The letter was contained in a memo Drabinsky sent to members of Livent’s board of directors in October 1997 informing the directors of his intention to fire Friendly within the week. In the letter, Friendly complains of Drabinsky’s behaviour during a meeting the previous month where Drabinsky exploded in an expletive-laden tirade against the former executive. “You responded by screaming at me and using the word `fuck` repeatedly, telling me (amongst other insults) that I don’t know `what the fuck I was talking about,`” she wrote in the letter.

The other Livent executives present at the meeting left in disgust, Friendly said in the letter, one of them uttering “I can’t take this.” But Gottlieb continued to lay into Friendly adding: “Who the fuck do you think you are to tell me how to address you in my office? I’ll do what I want. I run this company.”

Friendly threatened to take her concerns to the company’s board and said her only regret was allowing the situation to continue as long as it had. A week later, Drabinsky made good on his word and Friendly was terminated. Gottlieb wrote in a letter presented in court that Friendly’s services were being terminated because “your work relationship with senior management has progressively deteriorated,” the court heard.

Drabinsky and Myron Gottlieb have pleaded not guilty to two counts of fraud and one count of forgery.

It wasn’t clear from either Drabinsky’s or Gottlieb’s letters what concerns prompted such an angry reaction.

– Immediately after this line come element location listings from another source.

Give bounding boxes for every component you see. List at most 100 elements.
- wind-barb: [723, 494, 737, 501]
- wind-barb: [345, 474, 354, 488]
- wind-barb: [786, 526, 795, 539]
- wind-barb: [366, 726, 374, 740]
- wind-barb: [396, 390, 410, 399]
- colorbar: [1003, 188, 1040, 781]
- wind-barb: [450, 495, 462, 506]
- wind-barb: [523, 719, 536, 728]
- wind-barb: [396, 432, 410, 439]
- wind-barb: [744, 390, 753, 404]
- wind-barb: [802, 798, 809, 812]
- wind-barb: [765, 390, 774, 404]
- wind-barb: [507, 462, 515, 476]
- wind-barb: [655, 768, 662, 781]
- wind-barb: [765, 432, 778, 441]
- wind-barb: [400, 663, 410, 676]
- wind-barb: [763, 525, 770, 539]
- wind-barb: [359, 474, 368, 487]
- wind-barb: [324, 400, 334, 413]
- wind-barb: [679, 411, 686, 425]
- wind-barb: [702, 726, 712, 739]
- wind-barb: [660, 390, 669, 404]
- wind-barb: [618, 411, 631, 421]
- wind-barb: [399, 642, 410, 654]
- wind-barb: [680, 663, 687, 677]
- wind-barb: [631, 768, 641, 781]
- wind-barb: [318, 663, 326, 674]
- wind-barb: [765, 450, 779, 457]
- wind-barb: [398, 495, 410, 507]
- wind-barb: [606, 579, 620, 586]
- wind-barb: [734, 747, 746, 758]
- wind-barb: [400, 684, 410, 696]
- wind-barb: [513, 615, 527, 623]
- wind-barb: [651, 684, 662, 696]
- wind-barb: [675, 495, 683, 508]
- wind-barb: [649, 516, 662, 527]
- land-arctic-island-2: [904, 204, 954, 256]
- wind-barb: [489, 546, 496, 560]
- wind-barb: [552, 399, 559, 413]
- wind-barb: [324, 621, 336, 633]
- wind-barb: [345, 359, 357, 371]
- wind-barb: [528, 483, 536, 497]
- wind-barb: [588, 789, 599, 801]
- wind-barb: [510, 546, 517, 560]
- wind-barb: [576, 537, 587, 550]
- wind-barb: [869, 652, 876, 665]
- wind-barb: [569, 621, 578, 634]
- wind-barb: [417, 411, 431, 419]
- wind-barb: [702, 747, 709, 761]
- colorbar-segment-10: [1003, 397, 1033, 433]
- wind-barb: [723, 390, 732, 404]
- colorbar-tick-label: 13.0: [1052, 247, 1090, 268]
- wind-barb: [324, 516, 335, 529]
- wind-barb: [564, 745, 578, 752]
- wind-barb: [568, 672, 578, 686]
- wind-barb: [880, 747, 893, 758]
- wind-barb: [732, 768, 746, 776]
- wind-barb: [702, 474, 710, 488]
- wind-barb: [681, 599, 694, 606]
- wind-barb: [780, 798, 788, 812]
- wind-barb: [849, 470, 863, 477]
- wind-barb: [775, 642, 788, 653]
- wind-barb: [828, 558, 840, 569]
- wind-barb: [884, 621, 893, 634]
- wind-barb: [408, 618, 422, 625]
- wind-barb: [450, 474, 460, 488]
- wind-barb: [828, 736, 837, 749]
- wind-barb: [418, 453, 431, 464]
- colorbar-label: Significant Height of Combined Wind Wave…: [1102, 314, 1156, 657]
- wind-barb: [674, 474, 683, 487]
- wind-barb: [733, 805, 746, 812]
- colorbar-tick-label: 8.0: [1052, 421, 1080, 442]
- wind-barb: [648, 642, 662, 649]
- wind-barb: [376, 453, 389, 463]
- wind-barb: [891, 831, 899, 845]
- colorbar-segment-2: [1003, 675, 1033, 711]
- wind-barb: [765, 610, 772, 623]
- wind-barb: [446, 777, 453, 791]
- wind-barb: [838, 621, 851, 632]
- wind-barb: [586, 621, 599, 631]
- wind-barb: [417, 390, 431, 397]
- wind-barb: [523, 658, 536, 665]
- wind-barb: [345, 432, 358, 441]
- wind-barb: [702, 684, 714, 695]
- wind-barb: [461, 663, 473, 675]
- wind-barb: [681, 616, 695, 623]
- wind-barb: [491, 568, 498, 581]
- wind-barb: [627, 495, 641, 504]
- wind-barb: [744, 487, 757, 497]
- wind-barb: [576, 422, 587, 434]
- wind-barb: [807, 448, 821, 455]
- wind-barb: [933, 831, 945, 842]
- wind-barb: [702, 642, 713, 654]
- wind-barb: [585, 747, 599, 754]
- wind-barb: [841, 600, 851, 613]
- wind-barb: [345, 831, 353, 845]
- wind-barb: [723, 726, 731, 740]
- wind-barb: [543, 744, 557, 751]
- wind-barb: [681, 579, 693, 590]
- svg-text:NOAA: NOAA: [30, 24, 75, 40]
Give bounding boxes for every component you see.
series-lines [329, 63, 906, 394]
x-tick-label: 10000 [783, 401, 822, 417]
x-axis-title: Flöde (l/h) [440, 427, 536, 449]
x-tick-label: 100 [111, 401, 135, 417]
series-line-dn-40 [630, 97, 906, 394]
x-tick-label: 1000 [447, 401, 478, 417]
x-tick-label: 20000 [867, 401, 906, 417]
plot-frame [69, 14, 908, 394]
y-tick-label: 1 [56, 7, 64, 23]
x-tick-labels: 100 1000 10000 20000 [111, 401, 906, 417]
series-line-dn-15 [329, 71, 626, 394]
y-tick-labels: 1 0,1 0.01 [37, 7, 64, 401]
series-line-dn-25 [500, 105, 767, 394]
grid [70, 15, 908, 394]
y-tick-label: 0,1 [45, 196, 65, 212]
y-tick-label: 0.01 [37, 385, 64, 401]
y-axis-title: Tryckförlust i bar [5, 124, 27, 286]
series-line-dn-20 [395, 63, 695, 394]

Questions about the Friendly letter were cut short when Eddie Greenspan, the defence lawyer representing Drabinsky, objected to the presentation of the letter during his examination of Gordon Eckstein, Livent’s former senior vice president of finance and administration.

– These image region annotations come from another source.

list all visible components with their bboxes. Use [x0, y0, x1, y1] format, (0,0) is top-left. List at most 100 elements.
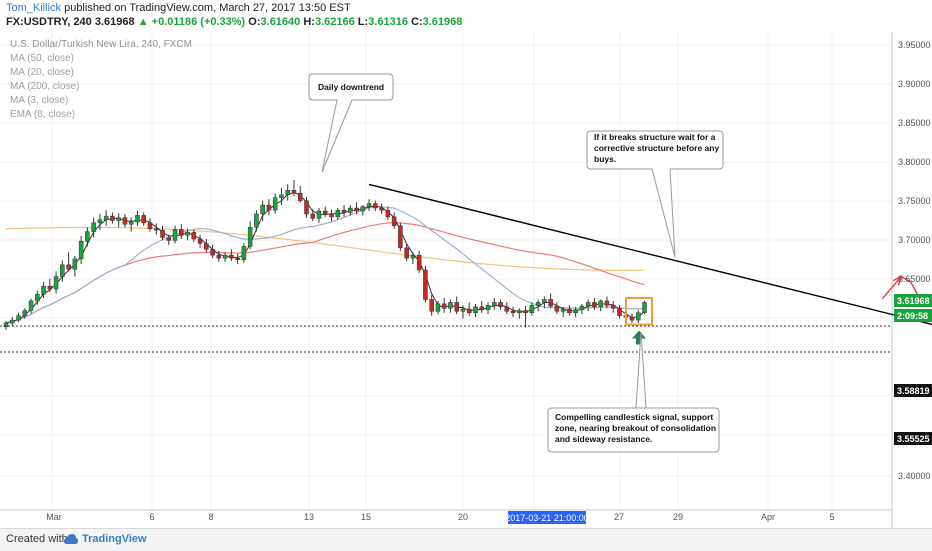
candle-body-22: [141, 215, 146, 224]
price-label-2: 3.58819: [897, 386, 930, 396]
y-tick-4: 3.75000: [898, 196, 931, 206]
callouts: Daily downtrend If it breaks structure w…: [308, 73, 724, 453]
candle-89: [560, 306, 566, 318]
legend-ma3[interactable]: MA (3, close): [10, 95, 68, 106]
candle-body-61: [385, 209, 391, 218]
candle-body-34: [216, 254, 222, 259]
candle-28: [179, 224, 184, 239]
candle-47: [297, 185, 303, 203]
candle-body-86: [542, 299, 547, 303]
tradingview-cloud-icon: [64, 534, 78, 544]
open-value: 3.61640: [260, 16, 301, 28]
candle-body-6: [41, 285, 46, 295]
candle-3: [22, 308, 28, 319]
candle-body-53: [335, 209, 341, 218]
x-tick-3: 13: [304, 512, 314, 522]
candle-43: [272, 193, 278, 214]
candle-body-56: [354, 207, 359, 212]
price-label-bg-1: [894, 309, 932, 322]
x-tick-0: Mar: [46, 512, 62, 522]
candle-body-15: [97, 219, 103, 224]
downtrend-line: [368, 183, 932, 326]
candle-body-96: [604, 300, 610, 306]
footer: Created with TradingView: [0, 528, 932, 551]
candle-97: [610, 300, 616, 313]
candle-body-46: [291, 190, 297, 194]
legend-ema8[interactable]: EMA (8, close): [10, 109, 75, 120]
candle-88: [554, 302, 560, 315]
candle-body-16: [103, 215, 109, 221]
callout-breaks-structure[interactable]: If it breaks structure wait for a correc…: [586, 130, 724, 258]
candle-68: [429, 295, 434, 316]
price-label-bg-3: [894, 432, 932, 445]
candle-58: [366, 199, 372, 211]
candle-body-10: [66, 264, 71, 270]
candle-body-94: [592, 302, 597, 308]
author-link[interactable]: Tom_Killick: [6, 2, 62, 14]
symbol-label[interactable]: FX:USDTRY, 240: [6, 16, 92, 28]
candle-body-18: [116, 217, 121, 221]
price-change: +0.01186 (+0.33%): [151, 16, 246, 28]
candle-body-51: [323, 210, 328, 215]
y-tick-5: 3.70000: [898, 235, 931, 245]
candle-10: [66, 252, 71, 272]
candle-body-73: [460, 308, 466, 312]
callout-candlestick-signal[interactable]: Compelling candlestick signal, support z…: [547, 331, 720, 453]
candle-body-101: [636, 312, 641, 321]
candle-71: [448, 299, 453, 313]
candle-body-84: [529, 305, 535, 313]
candle-body-33: [210, 249, 215, 256]
candle-body-24: [153, 228, 159, 231]
candle-body-80: [504, 306, 510, 312]
candle-59: [373, 200, 378, 211]
callout-daily-text: Daily downtrend: [318, 82, 384, 92]
candle-body-66: [416, 254, 422, 271]
candle-body-77: [485, 305, 491, 311]
candle-21: [135, 210, 140, 226]
candle-93: [585, 299, 591, 312]
price-label-bg-2: [894, 384, 932, 397]
legend-ma20[interactable]: MA (20, close): [10, 67, 74, 78]
callout-signal-text-3: and sideway resistance.: [555, 434, 652, 444]
x-tick-5: 20: [458, 512, 468, 522]
price-chart[interactable]: U.S. Dollar/Turkish New Lira, 240, FXCM …: [0, 32, 932, 528]
candle-body-79: [498, 302, 503, 308]
y-tick-0: 3.95000: [898, 40, 931, 50]
candle-body-92: [579, 305, 585, 311]
tradingview-brand[interactable]: TradingView: [82, 533, 147, 545]
x-tick-4: 15: [361, 512, 371, 522]
candle-body-45: [285, 190, 290, 195]
candle-body-44: [279, 194, 284, 198]
legend-ma200[interactable]: MA (200, close): [10, 81, 79, 92]
candle-81: [510, 306, 516, 318]
candle-body-37: [235, 257, 240, 260]
candle-98: [617, 305, 622, 319]
candle-78: [492, 297, 497, 310]
open-label: O:: [248, 16, 261, 28]
candle-body-85: [535, 302, 541, 306]
candle-body-64: [404, 247, 409, 259]
close-label: C:: [411, 16, 423, 28]
candle-33: [210, 244, 215, 259]
price-label-0: 3.61968: [897, 296, 930, 306]
candle-body-59: [373, 203, 378, 209]
candle-body-88: [554, 305, 560, 312]
candle-body-8: [53, 276, 59, 290]
projection-arrowhead-1: [892, 275, 903, 286]
callout-daily-downtrend[interactable]: Daily downtrend: [308, 73, 394, 173]
candle-body-65: [410, 254, 416, 259]
candle-100: [629, 313, 635, 324]
candles: [3, 180, 647, 330]
candle-46: [291, 180, 297, 197]
candle-45: [285, 184, 290, 201]
legend-ma50[interactable]: MA (50, close): [10, 53, 74, 64]
candle-62: [391, 212, 397, 229]
candle-body-89: [560, 308, 566, 312]
publish-info: Tom_Killick published on TradingView.com…: [6, 2, 351, 14]
candle-body-67: [423, 269, 428, 300]
candle-body-20: [128, 221, 134, 225]
candle-body-75: [473, 306, 478, 313]
candle-24: [153, 223, 159, 235]
x-tick-9: 5: [829, 512, 834, 522]
candle-body-55: [348, 207, 353, 213]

Chief Livent prosecutor Robert Hubbard argued that the letter illustrated the tense atmosphere that existed at Livent and the fact that Drabinsky had total control over the company. At the urging of Madame Justice Mary Lou Benotto, the judge overseeing the case, prosecutors moved on.

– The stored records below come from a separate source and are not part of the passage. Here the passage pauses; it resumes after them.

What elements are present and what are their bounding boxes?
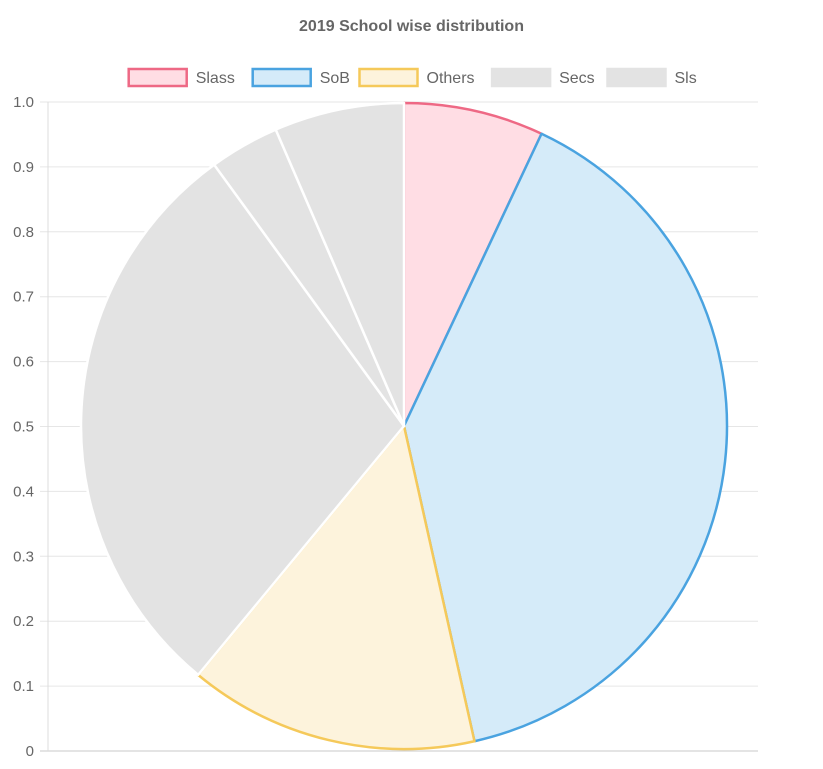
legend-label-sob: SoB bbox=[320, 70, 350, 87]
legend-label-others: Others bbox=[427, 70, 475, 87]
y-tick-label: 0.4 bbox=[13, 483, 34, 500]
legend-swatch-others bbox=[358, 67, 419, 88]
pie-slice-others bbox=[196, 424, 476, 751]
chart-title: 2019 School wise distribution bbox=[299, 18, 524, 35]
y-tick-label: 0.6 bbox=[13, 354, 34, 371]
legend-swatch-sob bbox=[251, 67, 312, 88]
y-tick-label: 0.2 bbox=[13, 613, 34, 630]
y-tick-label: 0.8 bbox=[13, 224, 34, 241]
y-tick-label: 0 bbox=[26, 743, 34, 760]
legend-swatch-slass bbox=[127, 67, 188, 88]
legend-label-secs: Secs bbox=[559, 70, 595, 87]
legend-swatch-secs bbox=[490, 67, 552, 88]
y-tick-label: 0.7 bbox=[13, 289, 34, 306]
pie-slice-unlabeled bbox=[274, 101, 406, 428]
y-tick-label: 0.1 bbox=[13, 678, 34, 695]
pie-slice-secs bbox=[79, 163, 406, 677]
legend-label-sls: Sls bbox=[675, 70, 697, 87]
legend-swatch-sls bbox=[606, 67, 667, 88]
y-tick-label: 0.9 bbox=[13, 159, 34, 176]
pie-slice-sob bbox=[402, 132, 729, 743]
y-tick-label: 1.0 bbox=[13, 94, 34, 111]
pie-slice-slass bbox=[402, 101, 543, 428]
y-tick-label: 0.5 bbox=[13, 419, 34, 436]
y-tick-label: 0.3 bbox=[13, 548, 34, 565]
legend-label-slass: Slass bbox=[196, 70, 235, 87]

But that was not the only time Friendly complained about problems at Livent. Hubbard showed the court an earlier letter written in March 1996 by Gottlieb to Friendly in which he appears to be replying to a letter of complaint from the executive. The letter does not reveal the source of Friendly’s concerns, but Gottlieb wrote that there is much in her letter that he does not agree with and warns her not to take any action that would cause “disruption or discord amongst Livent employees or jeopardize the Livent financing efforts.” At the time Livent was engaged in a large — and ultimately successful — equity financing in the U.S., Eckstein testified.

This is not the first time the court has heard of Drabinsky’s allegedly abusive behavior toward employees. Quarterly financial meetings where company executives would gather to review the company’s flagging financial performance and discuss accounting schemes to improve its reported results were often loud and tumultuous affairs, Eckstein testified earlier in the day. During particularly acrimonious meetings Drabinsky would instruct Eckstein to sit in a chair in front of his desk: “That way it would be easier for him to strangle me,” Eckstein told the court.